The topic for this documentary are the Shakers, more properly the “United Society of Believers in Christ’s Second Appearing.” The Shakers weren’t around that long: they were celibate, which meant no offspring. However, as the film explores, that didn’t stop them from having a profound impact on American life (they were, for instance, feminist and anti-slavery well ahead of the game).
A mono soundtrack. Though it might have been nice to hear the Shaker songs in stereo, the sound is still very clean, and without distortion. As with The Congress (another recent release in the series), the idea here is to convey information and ideas, not jolt us out of our seats, so the absence of stereo is not a huge deal.
The picture is fullscreen (naturally), but the picture quality is not as good as that of The Congress. Many of the exterior shots are distractingly grainy, detracting from otherwise lovely composition and soft, misty colours. In other respects, the picture isn’t bad, depending again on the state of the source material.

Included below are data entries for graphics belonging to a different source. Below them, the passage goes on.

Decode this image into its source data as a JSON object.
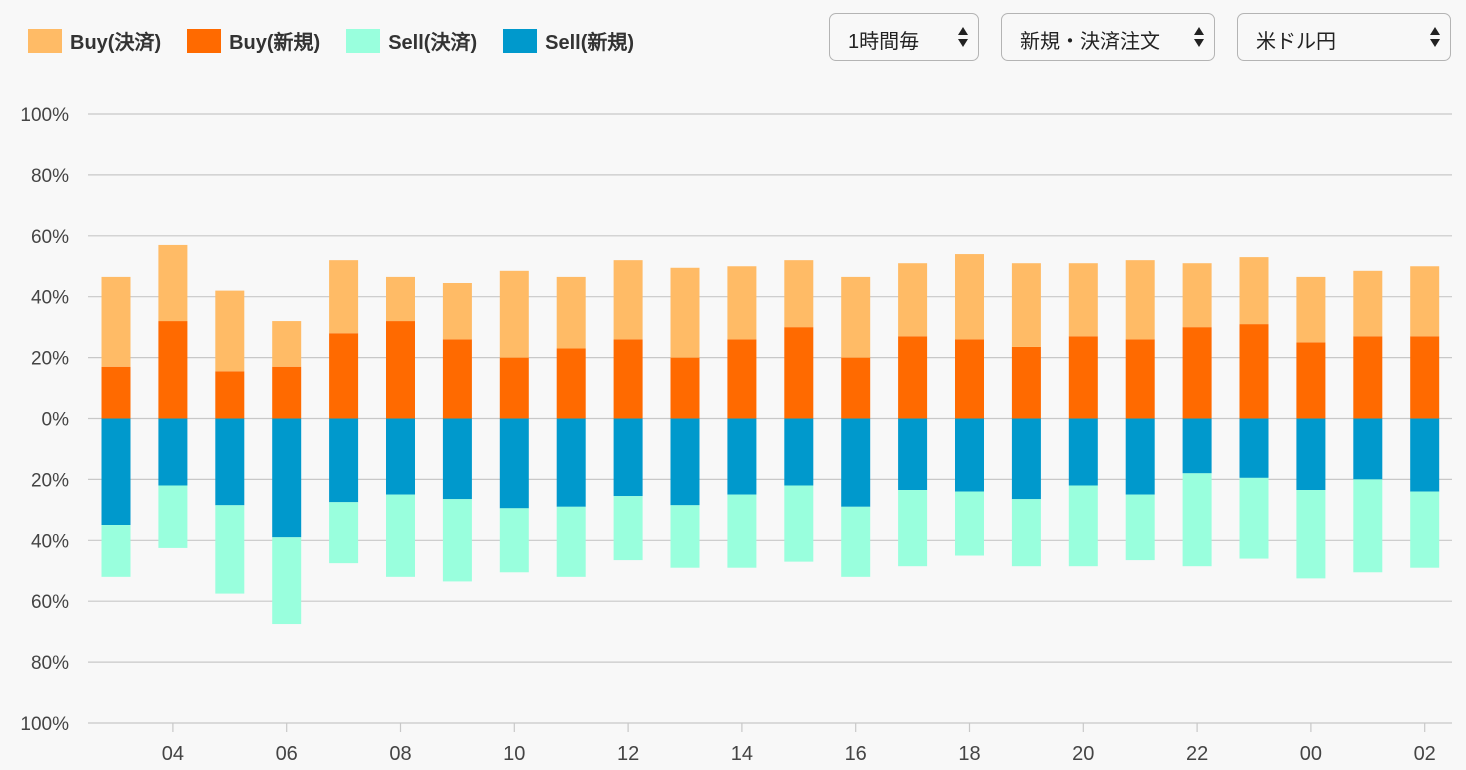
{
  "legend": [
    {
      "label": "Buy(決済)",
      "color": "#ffbb66"
    },
    {
      "label": "Buy(新規)",
      "color": "#ff6a00"
    },
    {
      "label": "Sell(決済)",
      "color": "#99ffdd"
    },
    {
      "label": "Sell(新規)",
      "color": "#0099cc"
    }
  ],
  "controls": {
    "interval": "1時間毎",
    "order_type": "新規・決済注文",
    "currency_pair": "米ドル円"
  },
  "chart_data": {
    "type": "bar",
    "stacked": true,
    "diverging": true,
    "ylim": [
      -100,
      100
    ],
    "y_ticks": [
      "100%",
      "80%",
      "60%",
      "40%",
      "20%",
      "0%",
      "20%",
      "40%",
      "60%",
      "80%",
      "100%"
    ],
    "x_tick_labels": [
      "04",
      "06",
      "08",
      "10",
      "12",
      "14",
      "16",
      "18",
      "20",
      "22",
      "00",
      "02"
    ],
    "categories": [
      "03",
      "04",
      "05",
      "06",
      "07",
      "08",
      "09",
      "10",
      "11",
      "12",
      "13",
      "14",
      "15",
      "16",
      "17",
      "18",
      "19",
      "20",
      "21",
      "22",
      "23",
      "00",
      "01",
      "02"
    ],
    "series": [
      {
        "name": "Buy(新規)",
        "color": "#ff6a00",
        "values": [
          17,
          32,
          15.5,
          17,
          28,
          32,
          26,
          20,
          23,
          26,
          20,
          26,
          30,
          20,
          27,
          26,
          23.5,
          27,
          26,
          30,
          31,
          25,
          27,
          27
        ]
      },
      {
        "name": "Buy(決済)",
        "color": "#ffbb66",
        "values": [
          29.5,
          25,
          26.5,
          15,
          24,
          14.5,
          18.5,
          28.5,
          23.5,
          26,
          29.5,
          24,
          22,
          26.5,
          24,
          28,
          27.5,
          24,
          26,
          21,
          22,
          21.5,
          21.5,
          23
        ]
      },
      {
        "name": "Sell(新規)",
        "color": "#0099cc",
        "values": [
          -35,
          -22,
          -28.5,
          -39,
          -27.5,
          -25,
          -26.5,
          -29.5,
          -29,
          -25.5,
          -28.5,
          -25,
          -22,
          -29,
          -23.5,
          -24,
          -26.5,
          -22,
          -25,
          -18,
          -19.5,
          -23.5,
          -20,
          -24
        ]
      },
      {
        "name": "Sell(決済)",
        "color": "#99ffdd",
        "values": [
          -17,
          -20.5,
          -29,
          -28.5,
          -20,
          -27,
          -27,
          -21,
          -23,
          -21,
          -20.5,
          -24,
          -25,
          -23,
          -25,
          -21,
          -22,
          -26.5,
          -21.5,
          -30.5,
          -26.5,
          -29,
          -30.5,
          -25
        ]
      }
    ]
  }
}
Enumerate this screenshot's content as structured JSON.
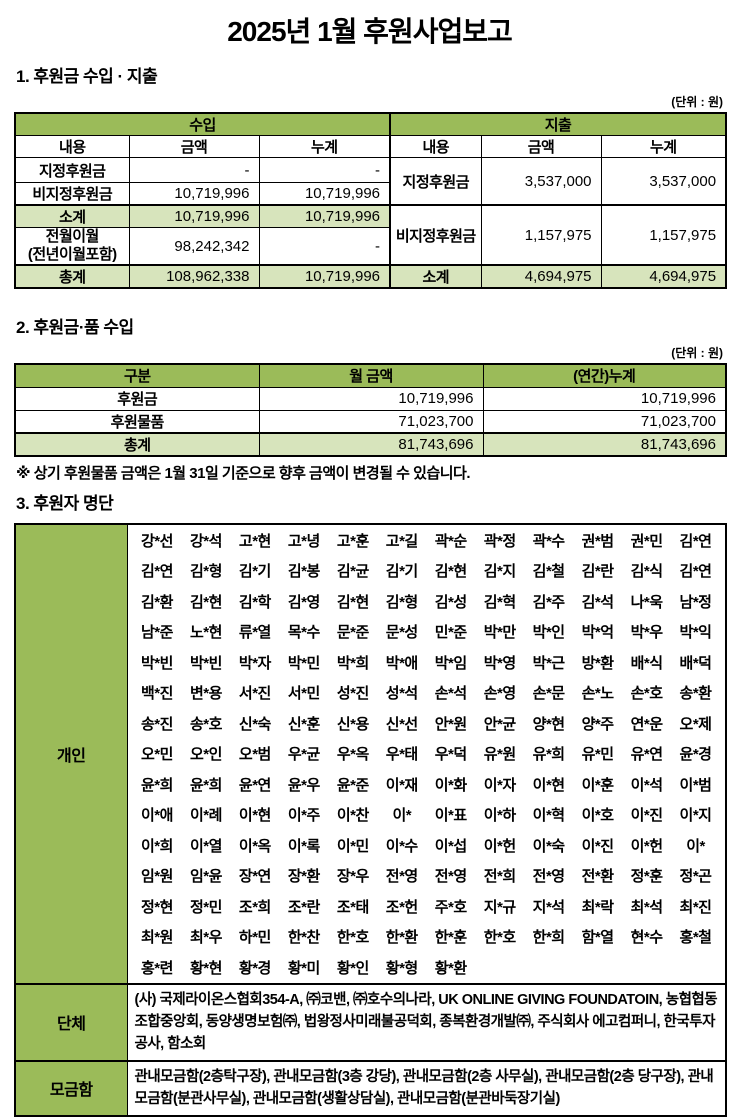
{
  "title": "2025년 1월 후원사업보고",
  "unit_label": "(단위 : 원)",
  "colors": {
    "header_green": "#9bbb59",
    "light_green": "#d7e4bc",
    "border": "#000000"
  },
  "section1": {
    "heading": "1. 후원금 수입 · 지출"
  },
  "table1": {
    "income_title": "수입",
    "expense_title": "지출",
    "subheaders": [
      "내용",
      "금액",
      "누계",
      "내용",
      "금액",
      "누계"
    ],
    "income": {
      "r1": {
        "label": "지정후원금",
        "amount": "-",
        "cum": "-"
      },
      "r2": {
        "label": "비지정후원금",
        "amount": "10,719,996",
        "cum": "10,719,996"
      },
      "subtotal": {
        "label": "소계",
        "amount": "10,719,996",
        "cum": "10,719,996"
      },
      "carryover": {
        "label": "전월이월",
        "label2": "(전년이월포함)",
        "amount": "98,242,342",
        "cum": "-"
      },
      "total": {
        "label": "총계",
        "amount": "108,962,338",
        "cum": "10,719,996"
      }
    },
    "expense": {
      "r1": {
        "label": "지정후원금",
        "amount": "3,537,000",
        "cum": "3,537,000"
      },
      "r2": {
        "label": "비지정후원금",
        "amount": "1,157,975",
        "cum": "1,157,975"
      },
      "subtotal": {
        "label": "소계",
        "amount": "4,694,975",
        "cum": "4,694,975"
      }
    }
  },
  "section2": {
    "heading": "2. 후원금·품 수입"
  },
  "table2": {
    "headers": [
      "구분",
      "월 금액",
      "(연간)누계"
    ],
    "rows": [
      {
        "label": "후원금",
        "month": "10,719,996",
        "cum": "10,719,996"
      },
      {
        "label": "후원물품",
        "month": "71,023,700",
        "cum": "71,023,700"
      }
    ],
    "total": {
      "label": "총계",
      "month": "81,743,696",
      "cum": "81,743,696"
    }
  },
  "note": "※ 상기 후원물품 금액은 1월 31일 기준으로 향후 금액이 변경될 수 있습니다.",
  "section3": {
    "heading": "3. 후원자 명단"
  },
  "donors": {
    "individual_label": "개인",
    "group_label": "단체",
    "box_label": "모금함",
    "individual_rows": [
      [
        "강*선",
        "강*석",
        "고*현",
        "고*녕",
        "고*훈",
        "고*길",
        "곽*순",
        "곽*정",
        "곽*수",
        "권*범",
        "권*민",
        "김*연"
      ],
      [
        "김*연",
        "김*형",
        "김*기",
        "김*봉",
        "김*균",
        "김*기",
        "김*현",
        "김*지",
        "김*철",
        "김*란",
        "김*식",
        "김*연"
      ],
      [
        "김*환",
        "김*현",
        "김*학",
        "김*영",
        "김*현",
        "김*형",
        "김*성",
        "김*혁",
        "김*주",
        "김*석",
        "나*욱",
        "남*정"
      ],
      [
        "남*준",
        "노*현",
        "류*열",
        "목*수",
        "문*준",
        "문*성",
        "민*준",
        "박*만",
        "박*인",
        "박*억",
        "박*우",
        "박*익"
      ],
      [
        "박*빈",
        "박*빈",
        "박*자",
        "박*민",
        "박*희",
        "박*애",
        "박*임",
        "박*영",
        "박*근",
        "방*환",
        "배*식",
        "배*덕"
      ],
      [
        "백*진",
        "변*용",
        "서*진",
        "서*민",
        "성*진",
        "성*석",
        "손*석",
        "손*영",
        "손*문",
        "손*노",
        "손*호",
        "송*환"
      ],
      [
        "송*진",
        "송*호",
        "신*숙",
        "신*훈",
        "신*용",
        "신*선",
        "안*원",
        "안*균",
        "양*현",
        "양*주",
        "연*운",
        "오*제"
      ],
      [
        "오*민",
        "오*인",
        "오*범",
        "우*균",
        "우*옥",
        "우*태",
        "우*덕",
        "유*원",
        "유*희",
        "유*민",
        "유*연",
        "윤*경"
      ],
      [
        "윤*희",
        "윤*희",
        "윤*연",
        "윤*우",
        "윤*준",
        "이*재",
        "이*화",
        "이*자",
        "이*현",
        "이*훈",
        "이*석",
        "이*범"
      ],
      [
        "이*애",
        "이*례",
        "이*현",
        "이*주",
        "이*찬",
        "이*",
        "이*표",
        "이*하",
        "이*혁",
        "이*호",
        "이*진",
        "이*지"
      ],
      [
        "이*희",
        "이*열",
        "이*옥",
        "이*록",
        "이*민",
        "이*수",
        "이*섭",
        "이*헌",
        "이*숙",
        "이*진",
        "이*헌",
        "이*"
      ],
      [
        "임*원",
        "임*윤",
        "장*연",
        "장*환",
        "장*우",
        "전*영",
        "전*영",
        "전*희",
        "전*영",
        "전*환",
        "정*훈",
        "정*곤"
      ],
      [
        "정*현",
        "정*민",
        "조*희",
        "조*란",
        "조*태",
        "조*헌",
        "주*호",
        "지*규",
        "지*석",
        "최*락",
        "최*석",
        "최*진"
      ],
      [
        "최*원",
        "최*우",
        "하*민",
        "한*찬",
        "한*호",
        "한*환",
        "한*훈",
        "한*호",
        "한*희",
        "함*열",
        "현*수",
        "홍*철"
      ],
      [
        "홍*련",
        "황*현",
        "황*경",
        "황*미",
        "황*인",
        "황*형",
        "황*환"
      ]
    ],
    "groups_text": "(사) 국제라이온스협회354-A, ㈜코밴, ㈜호수의나라, UK ONLINE GIVING FOUNDATOIN, 농협협동조합중앙회, 동양생명보험㈜, 법왕정사미래불공덕회, 종복환경개발㈜, 주식회사 에고컴퍼니, 한국투자공사, 함소회",
    "boxes_text": "관내모금함(2층탁구장), 관내모금함(3층 강당), 관내모금함(2층 사무실), 관내모금함(2층 당구장), 관내모금함(분관사무실), 관내모금함(생활상담실), 관내모금함(분관바둑장기실)"
  }
}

The extras are identical to those on the other discs in the Ken Burns’ America series: a brief featurette on the how Burns goes about making his documentaries (nice stuff on how he listens toa photograph, determining what sound effects should accompany the picture in the finished documentary), and a longer interview with him, where he expounds on the hows and whys of his approach. The menu is basic.
This is certainly not a topic about which I have given much thought, but Burns, as ever,makes the subject fascinating.